The Indonesian government has enacted Government Regulation (PP) No. 8 of 2025, mandating that all exporters in the natural resource sector, including palm oil, deposit 100% of their foreign exchange earnings (DHE) into the national financial system for a minimum of 12 months. While the regulation aims to strengthen the national economy and stabilize the rupiah, it has raised concerns about its impact on smallholder palm oil farmers and independent processing plants.
Overview of PP No. 8/2025
PP No. 8/2025 is an amendment to the previous PP No. 36/2023, focusing on the management of foreign exchange earnings from natural resource exports. Under the new regulation, exporters are required to retain all export proceeds in special accounts within domestic banks for at least a year. This policy is intended to bolster Indonesia's foreign exchange reserves and ensure greater economic stability.

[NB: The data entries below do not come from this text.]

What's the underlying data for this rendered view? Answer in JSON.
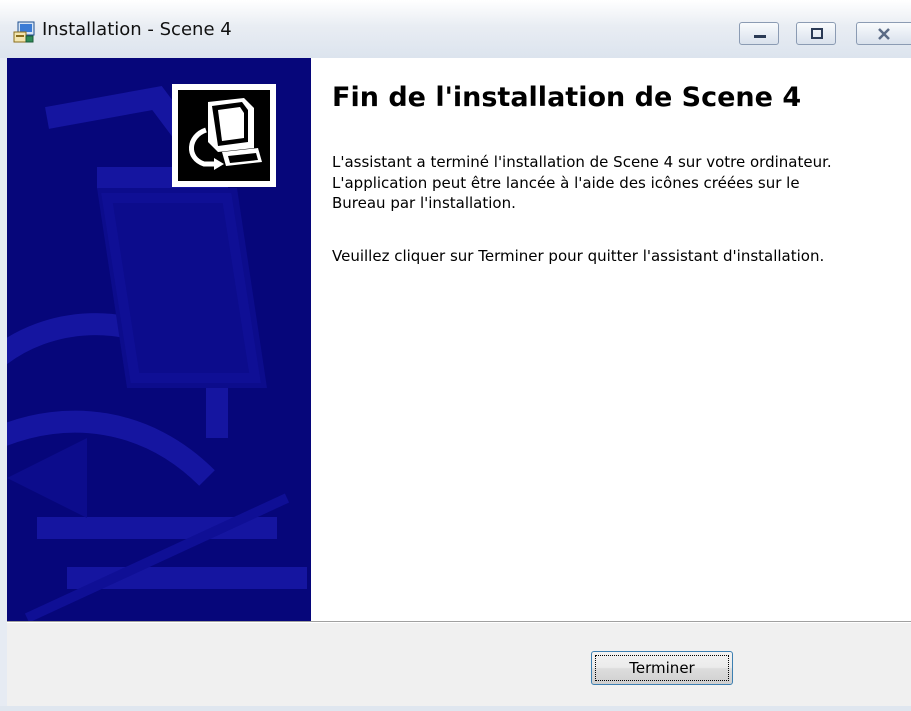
{
  "window": {
    "title": "Installation - Scene 4",
    "icon": "installer-icon",
    "controls": {
      "minimize": "minimize-icon",
      "maximize": "maximize-icon",
      "close": "close-icon"
    }
  },
  "banner": {
    "logo_icon": "computer-install-icon",
    "background_color": "#06067a"
  },
  "main": {
    "heading": "Fin de l'installation de Scene 4",
    "paragraph1": "L'assistant a terminé l'installation de Scene 4 sur votre ordinateur. L'application peut être lancée à l'aide des icônes créées sur le Bureau par l'installation.",
    "paragraph2": "Veuillez cliquer sur Terminer pour quitter l'assistant d'installation."
  },
  "footer": {
    "finish_label": "Terminer"
  }
}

Effects on Smallholder Palm Oil Farmers
Smallholder farmers, who typically sell their Fresh Fruit Bunches (FFB) to cooperatives, middlemen, or processing plants, do not engage directly in export activities. However, the regulation's impact on exporters trickles down the supply chain. With exporters facing liquidity constraints due to the mandatory holding period of their foreign exchange earnings, they may reduce purchases from processing plants. Consequently, processing plants may lower their intake from smallholder farmers, leading to decreased FFB prices and potential delays in harvesting.

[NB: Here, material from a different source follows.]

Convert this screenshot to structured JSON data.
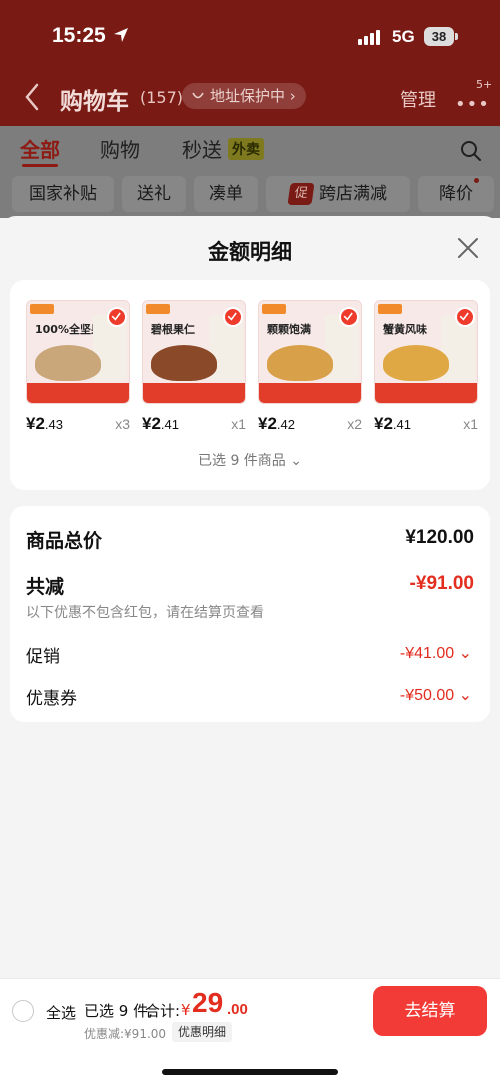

Reports indicate that FFB prices at the farmer level have dropped by IDR 30–50 per kilogram. This decline is attributed not solely to global market fluctuations but also to the limited liquidity of exporters constrained by the new regulation. As processing plants adjust their procurement strategies, smallholder farmers bear the brunt of these changes.
Challenges for Independent Processing Plants
Independent palm oil processing plants, which often rely on purchasing FFB from smallholder farmers, are also affected by PP No. 8/2025. With exporters prioritizing purchases from their own affiliated entities to manage liquidity, independent processors may find it challenging to sell their Crude Palm Oil (CPO). This situation could lead to reduced operations or even closures, adversely impacting employment and the local economy.
The regulation's uniform application across sectors has also been questioned. While the palm oil industry is required to retain 100% of export earnings domestically, the oil and gas sector is only mandated to retain 30%. Given the labor-intensive nature of the palm oil industry and its significant role in rural economies, stakeholders argue for a more nuanced approach that considers sector-specific characteristics.
Potential Long-Term Implications
In the long term, if PP No. 8/2025 successfully stabilizes the rupiah and strengthens the national economy, it could lead to improved conditions for the palm oil sector. A stronger economy might boost demand for palm oil products, potentially increasing FFB prices and benefiting smallholder farmers. However, these outcomes are speculative and depend on effective policy implementation and stakeholder collaboration.
Conclusion
PP No. 8/2025 represents a significant policy shift in Indonesia's management of foreign exchange earnings from natural resource exports. While its objectives are commendable, the regulation poses challenges for smallholder palm oil farmers and independent processing plants. To mitigate adverse effects, policymakers should consider sector-specific adjustments and engage with stakeholders to ensure that the regulation supports both national economic goals and the livelihoods of those in the palm oil industry.